The First to Die at the End (Death-Cast #0)(60)
That shit breaks my heart.
I try wrapping my arm around his shoulder, and he shrugs me off.
“You should stay away,” Valentino says, getting up from the ground. “Just because you can’t die today doesn’t mean I’m not poison. Everything bad is spreading around me. My heart is probably dangerous too. Orion, I don’t know, you should figure out another solution, or find another donor.”
“Fine, fuck your heart! I don’t care about that. You’re not poison or a ship that’s about to crash or whatever other analogy you’re going to spit out to scare me away. I’m your friend, Valentino, and I’m not leaving you alone on your End Day.”
He runs his hands through his hair as he inhales, exhales, inhales, exhales, inhales, exhales. He stares at the brick wall like he wants to punch it but his breaths keep his fists down at his sides. He’s unraveling, big-time, but we’re going to get through this.
“There are millions of things you can’t control,” I say as he breathes. “But you can still regain control of the ship and steer yourself—sorry, I’m going to drop this metaphor. I’m starting to really fucking feel like we’re out at sea.” I step to him, proving I’m not scared of us crashing together in the worst ways imaginable. “You can’t bring the photographer back to life or make your sister appear in an instant. That’s the kind of shit you can’t control. But there are a lot of things we can.”

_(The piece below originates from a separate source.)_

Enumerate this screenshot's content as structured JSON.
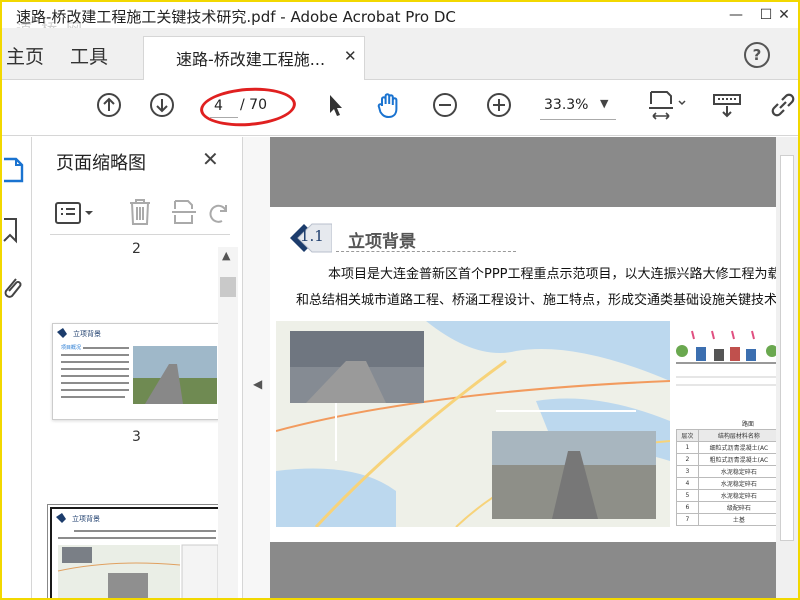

Valentino’s ocean eyes look up at me. “Like what?”
“You tell me. What have you been bursting to do in New York?”
“The photo shoot was number one.”
“Then let’s do it. I’ll be your photographer.”
“The agency won’t accept that. You heard her.”
“Screw their photo shoot. We’re creating yours now. It can be an album about your life in New York.”
“That doesn’t sound like a very big album.”
“I bet there’s a lot of pictures we can take in one day.”
“Good point. Hundreds get taken during a one-hour photo shoot, even.”
“Hundreds? I was thinking like twenty, but okay. Challenge accepted.”
He wipes the last tears from his eyes and smiles. “Maybe we can photograph a lot of my firsts in the city.”
“Yes!” I’m hyped to see him getting into it; it’s like he’s coming back to life so quickly after thinking he should drop dead. “I know your super handsome face was supposed to be all over Times Square; I get that this is different now. But just because the whole damn world won’t see these pictures doesn’t mean the people in your world won’t.”
“I really love that. I can show Scarlett the pictures when she gets here.”
“I love that too—I mean, it was my idea, but I’m into it.”
Valentino is lost in thought, and I’m scared he’s going to back out. “I have one condition.”
“Anything,” I say, and I mean it.
“If you’re going to be my photographer, we need to get a really good camera. No phone pictures.”
“Done deal. One really good camera, coming up.”
We’re going to turn this End Day around.
Not like a fucking ship but like two boys who are determined to make every last moment count.
“Thanks for not leaving me alone, Orion.”
My eyes travel from his heart-shaped lips that I want to kiss straight to his gaze.
“I’m your friend to the end, Valentino.”
Valentino
8:38 a.m.
Nothing is open yet on my End Day.
These department stores being closed feels like another slight against me, even though I know it’s just bad timing that I’m dying on a Saturday. I don’t have the luxury of waiting until ten or eleven to buy a camera. Hopefully some businesses are planning more overnight operations for the Deckers who won’t be starting their End Days at the crack of dawn with everyone else.
“I think I found a spot,” Orion says, reading something off his phone. “It’s a pawnshop that’s open twenty-four-seven. I don’t know if they’ll have a camera, but worth checking out.”
“Is it far?” I’m already thinking about getting back on the train to see if my luck changes with the subway performers.
“Three blocks back.”
As Orion leads the way, I read all of Scarlett’s text messages that chronicle her time on the plane. She was panicking—scared that the pilot was going to fly everyone to their deaths, scared that she would be proof that Death-Cast was wrong, scared that I would be dead before we can see each other again one last time. All her words and every last typo from frantic typing burn into my brain, and I hate that she had to experience this fear. I want to apologize, as if dying is my fault; I guess it sort of will be if dying safely for the heart transplant is an option.
Scarlett won’t want me to go through with the operation.
“You’re walking straight into your grave,” she’ll say.
Then I’ll tell her, “I’m going to die anyway.”
“But what if Death-Cast is wrong?” she’ll ask.
That’s the big gamble. If I roll those dice and still die, then Orion might too.